Last night, I purchased the new Mario Golf: Super Rush and it is a delightful game. What follows here has nothing to do with its merits as a game or its enjoyability, because it has been a joy to play at this point and is exactly what I want out of a Mario Golf experience as someone who used to rent the Nintendo 64 version so much from Blockbuster that I surely spent more money than it would’ve cost to just buy the dang thing.
The new Mario Golf has all of the same fun as I recalled the original having with the additions of a speed golf mode that is extremely fun and, for anyone that’s ever played any golf game, is very intuitive — for others it might take a bit longer to learn how to quickly read greens and wind and slope and everything else as I learned as my partner grew increasingly frustrated during our first round of speed golf as I shot better than I had playing regular golf earlier in the evening.
My lone complaint is that the computer is absolutely garbage at golf. After playing exclusively with person v. person on my first night with the game, I fired it up on Wednesday afternoon by myself and decided to play 18 holes of standard golf against three computer players and, my heavens, it was a disaster. It’s hard to overstate just how awful the computer is at this game. I realize they’re not supposed to be great because this is because it is a game made for children and not people that have logged many hours on golf games over the years, but that’s no excuse for some of the things that happen to the computer players.
Here is an incomplete list of things that I saw my playing companions (Toad, Yoshii, and Peach) do as I (Donkey Kong), went on to shoot a tidy 6-under round while the computer couldn’t muster anything better than 7-over on the very easy first course they give you that has no danger anywhere on it:
- Toad, twice, missed putts between 3-5 feet that left longer putts coming back than he had to start
- Toad (he was an abject disaster while the other two were just bad), twice, used his power up super shot to hit an approach that came up 20 yards short of the green on a par 4, gaining no discernible advantage
- Peach, at one point, aimed directly into a tree that was not on line with the pin and launched a ball into it, causing her to come up well short of the green on an approach
- Yoshii hit a chip shot from 30 feet away so hard that he had 60 feet left for his putt and was still away
- All three of them regularly just…hit their approach shots wildly short of the green when they easily could have reached
- All of them missed dead straight putts by aiming well outside the hole for no reason (overall, they are just awful at putting)

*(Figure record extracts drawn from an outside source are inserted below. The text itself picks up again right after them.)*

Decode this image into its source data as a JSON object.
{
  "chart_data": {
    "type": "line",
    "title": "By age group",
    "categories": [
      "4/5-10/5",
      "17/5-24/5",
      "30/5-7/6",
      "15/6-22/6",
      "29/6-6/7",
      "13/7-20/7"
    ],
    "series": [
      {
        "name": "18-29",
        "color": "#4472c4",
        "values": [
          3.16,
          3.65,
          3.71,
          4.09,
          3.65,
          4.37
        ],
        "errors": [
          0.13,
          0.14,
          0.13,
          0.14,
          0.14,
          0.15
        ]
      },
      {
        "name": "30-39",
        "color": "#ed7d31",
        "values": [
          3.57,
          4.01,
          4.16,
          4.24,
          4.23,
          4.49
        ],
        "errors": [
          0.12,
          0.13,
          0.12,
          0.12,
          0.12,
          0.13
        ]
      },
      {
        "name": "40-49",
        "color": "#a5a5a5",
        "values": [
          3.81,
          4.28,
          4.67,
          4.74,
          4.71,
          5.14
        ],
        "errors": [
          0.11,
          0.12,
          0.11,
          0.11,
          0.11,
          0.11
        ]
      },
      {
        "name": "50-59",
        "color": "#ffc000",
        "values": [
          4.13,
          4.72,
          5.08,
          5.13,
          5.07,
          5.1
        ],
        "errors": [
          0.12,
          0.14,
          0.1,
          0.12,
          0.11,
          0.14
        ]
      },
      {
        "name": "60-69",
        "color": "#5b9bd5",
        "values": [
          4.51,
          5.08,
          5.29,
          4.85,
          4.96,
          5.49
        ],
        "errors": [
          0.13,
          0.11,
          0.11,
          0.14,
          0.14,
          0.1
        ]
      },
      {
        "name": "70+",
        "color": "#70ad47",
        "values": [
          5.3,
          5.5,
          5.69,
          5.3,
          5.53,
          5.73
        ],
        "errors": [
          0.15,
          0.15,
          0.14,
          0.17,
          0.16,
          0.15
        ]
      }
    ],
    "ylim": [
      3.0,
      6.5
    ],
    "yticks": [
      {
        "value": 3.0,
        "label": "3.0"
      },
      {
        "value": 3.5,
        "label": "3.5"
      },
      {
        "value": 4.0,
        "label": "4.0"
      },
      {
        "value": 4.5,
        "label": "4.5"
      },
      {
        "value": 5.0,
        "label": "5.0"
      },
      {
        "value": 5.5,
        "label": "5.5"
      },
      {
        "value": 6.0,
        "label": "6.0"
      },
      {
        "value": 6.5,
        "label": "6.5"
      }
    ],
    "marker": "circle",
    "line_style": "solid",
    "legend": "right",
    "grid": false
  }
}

- Toad, who is the shortest hitter in the game, and Peach, longer but not by much, constantly hit 3-wood off the tee (not fully powered) and left themselves approach shots so long they could either not physically get to par 4 greens in regulation or had to hit another wood in (often leaving them well short)
By the end of the 10th hole the scorecard looked like this and I was melting down because of how long it was taking as they hacked it around the course.
Look at what I’m dealing with. Pace of play is a disaster pic.twitter.com/tKyBL2JUwm
— Robby Kalland (@RKalland) June 30, 2021
The lesson, I learned, is to never play the computer in the standard golf setting, because it will drive me insane. They’re not good in speed golf either, but I didn’t notice how not good they were because they’re running from shot to shot and you’re all hitting at the same time, meaning their bogeys only take a little longer than it takes to make a birdie or par. In any case, Mario Golf: Super Rush is a good game, the AI players are just dreadful golfers.